When we are born, we don’t have a lot of myelin, but the brain quickly gets to work forming neural networks, growing neurons, and getting the axons coated with myelin so essential skills like walking and communicating become effortless. Most of the brain is myelinated by about the age of two but we continue to produce myelin well into adulthood because we’re still developing higher cognitive skills. When we start to practice a skill regularly, like handwriting, our brain recognizes that we are using certain neural pathways frequently so the neurons in those pathways start making myelin coating for their axons, and the electrical impulses move faster. That’s why daily practice makes handwriting quicker and easier. Think of it as a skinny little back road that gets frequently used so the city upgrades it to a superhighway allowing you to get to your destination sooner.

 

The flip side to this is that the neural networks we don’t utilize will be deemed unnecessary and get pruned back, which is how a lack of practice leads to our skills becoming rusty. All is not lost though, once we dust off the networks, we can still regain those skills and improve.

Perfecting How We Practice

So, practice really does make perfect.

 

Well… almost, but not exactly. Practice makes what we’re doing easier and more automatic, but it doesn’t mean that we’re doing that skill perfectly. It is only precise practice that makes perfect.

 

Imagine you learn to write your letters from bottom to top. If nobody ever corrects you, you will keep on writing letters in this manner, myelinating those axons, and reinforcing those neural pathways so that it becomes automatic to write letters incorrectly. This establishes a bad habit. And bad habits are hard to break! 

Imagine you learn to write your letters from bottom to top. If nobody ever corrects you, you will keep on writing letters in this manner, myelinating those axons, and reinforcing those neural pathways so that it becomes automatic to write letters incorrectly. This establishes a bad habit. And bad habits are hard to break! 

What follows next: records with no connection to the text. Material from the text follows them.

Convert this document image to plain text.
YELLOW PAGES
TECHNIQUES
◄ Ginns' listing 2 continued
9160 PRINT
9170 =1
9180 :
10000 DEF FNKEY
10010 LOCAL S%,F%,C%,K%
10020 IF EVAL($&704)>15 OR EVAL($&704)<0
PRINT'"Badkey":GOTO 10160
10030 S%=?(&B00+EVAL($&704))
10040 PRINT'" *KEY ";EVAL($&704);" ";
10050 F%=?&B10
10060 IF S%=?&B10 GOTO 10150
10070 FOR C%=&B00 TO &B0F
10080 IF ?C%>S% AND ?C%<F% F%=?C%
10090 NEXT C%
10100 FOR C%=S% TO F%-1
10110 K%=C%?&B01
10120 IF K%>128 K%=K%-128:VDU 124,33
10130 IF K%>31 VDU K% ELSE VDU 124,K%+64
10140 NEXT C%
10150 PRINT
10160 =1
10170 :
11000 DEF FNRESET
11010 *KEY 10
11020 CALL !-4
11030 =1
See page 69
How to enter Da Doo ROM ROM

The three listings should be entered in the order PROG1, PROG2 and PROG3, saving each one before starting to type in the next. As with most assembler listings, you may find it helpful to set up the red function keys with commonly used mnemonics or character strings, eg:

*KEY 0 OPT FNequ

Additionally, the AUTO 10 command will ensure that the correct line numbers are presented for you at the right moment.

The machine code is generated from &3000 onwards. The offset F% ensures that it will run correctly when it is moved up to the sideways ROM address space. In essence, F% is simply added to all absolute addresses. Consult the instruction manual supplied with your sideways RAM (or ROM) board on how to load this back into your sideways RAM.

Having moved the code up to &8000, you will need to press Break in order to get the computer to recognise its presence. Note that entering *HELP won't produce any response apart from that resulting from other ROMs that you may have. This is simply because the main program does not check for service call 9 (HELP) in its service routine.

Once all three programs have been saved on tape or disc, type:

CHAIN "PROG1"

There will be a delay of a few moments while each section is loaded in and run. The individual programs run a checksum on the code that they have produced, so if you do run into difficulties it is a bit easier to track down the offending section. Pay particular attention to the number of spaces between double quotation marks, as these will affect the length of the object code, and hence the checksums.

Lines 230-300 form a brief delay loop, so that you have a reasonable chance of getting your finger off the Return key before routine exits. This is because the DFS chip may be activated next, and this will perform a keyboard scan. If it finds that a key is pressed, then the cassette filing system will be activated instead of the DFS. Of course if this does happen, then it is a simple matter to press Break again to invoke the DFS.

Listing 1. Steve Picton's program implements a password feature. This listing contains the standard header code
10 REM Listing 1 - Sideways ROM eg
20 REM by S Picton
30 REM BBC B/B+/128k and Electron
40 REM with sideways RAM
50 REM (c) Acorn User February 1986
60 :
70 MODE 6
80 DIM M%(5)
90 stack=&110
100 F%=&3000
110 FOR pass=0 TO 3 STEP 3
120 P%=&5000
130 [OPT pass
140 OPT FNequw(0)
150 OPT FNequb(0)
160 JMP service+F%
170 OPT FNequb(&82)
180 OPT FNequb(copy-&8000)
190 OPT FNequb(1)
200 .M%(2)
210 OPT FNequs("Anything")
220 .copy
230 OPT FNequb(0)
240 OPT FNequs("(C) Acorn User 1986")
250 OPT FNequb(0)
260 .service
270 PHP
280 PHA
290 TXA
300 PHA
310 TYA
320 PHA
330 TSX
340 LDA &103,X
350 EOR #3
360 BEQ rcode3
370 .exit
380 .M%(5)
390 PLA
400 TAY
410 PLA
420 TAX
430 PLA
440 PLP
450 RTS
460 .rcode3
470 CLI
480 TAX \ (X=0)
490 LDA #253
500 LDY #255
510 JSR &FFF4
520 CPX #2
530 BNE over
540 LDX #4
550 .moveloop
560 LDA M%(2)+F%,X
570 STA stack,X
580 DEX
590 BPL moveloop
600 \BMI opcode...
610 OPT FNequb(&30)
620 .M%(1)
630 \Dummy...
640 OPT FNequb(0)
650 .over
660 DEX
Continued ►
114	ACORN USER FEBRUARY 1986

When students practice without supervision, they often form the letters incorrectly. The lowercase letters on this worksheet are “neat” but are all formed incorrectly. The student first made the line and then the circle. (Starting the letter d like a “c” helps to differentiate between letters b and d and prevents reversals.) Not only is practicing incorrect letter formations a waste of time – it results in learning bad habits which are hard to correct. 

This is why it is essential that we encourage early writers to strive for precision – right from the start. Explicit instruction provides students with a roadmap, with a designated route, instead of leaving them to their own devices, to figure out the right path to take.  When teaching handwriting be sure to walk around to observe students while they are writing. In this way, you can provide immediate feedback to correct errors as they occur. 

Why does it matter? While it is perhaps fine to take the long, scenic route occasionally; functional writing requires efficiency. Students who write inefficiently struggle to complete their written work.

 

Starting Early

Students are being tasked with writing at much younger ages. What used to be a first-grade curriculum has now moved to kindergarten. Expectations for sentence writing start as early as the first term in some states. Whether or not this is appropriate (hint: it’s not) is a discussion for another time. In order for students to write however, they do need to know how to write letters though. Making time to teach letter formation, before the students invent their own means of forming letters, prevents bad habits from setting in and provides an essential foundational skill that will serve them throughout their academic careers and beyond. 

 

Our young learners are imbued with confidence when they know they are doing something correctly and enjoy gaining mastery in handwriting. Using multisensory activities, such as writing letters in shaving cream, or using your whole arm to make the letter in the air, involves tactile and kinesthetic receptors – which makes learning the letter forms more memorable.

 

Children’s brains are incredible, constantly learning, adapting, and honing skills. We can help to make handwriting an engaging and positive experience for students by guiding them to learn correct letter formation early on, to practice with precision and to forge good habits!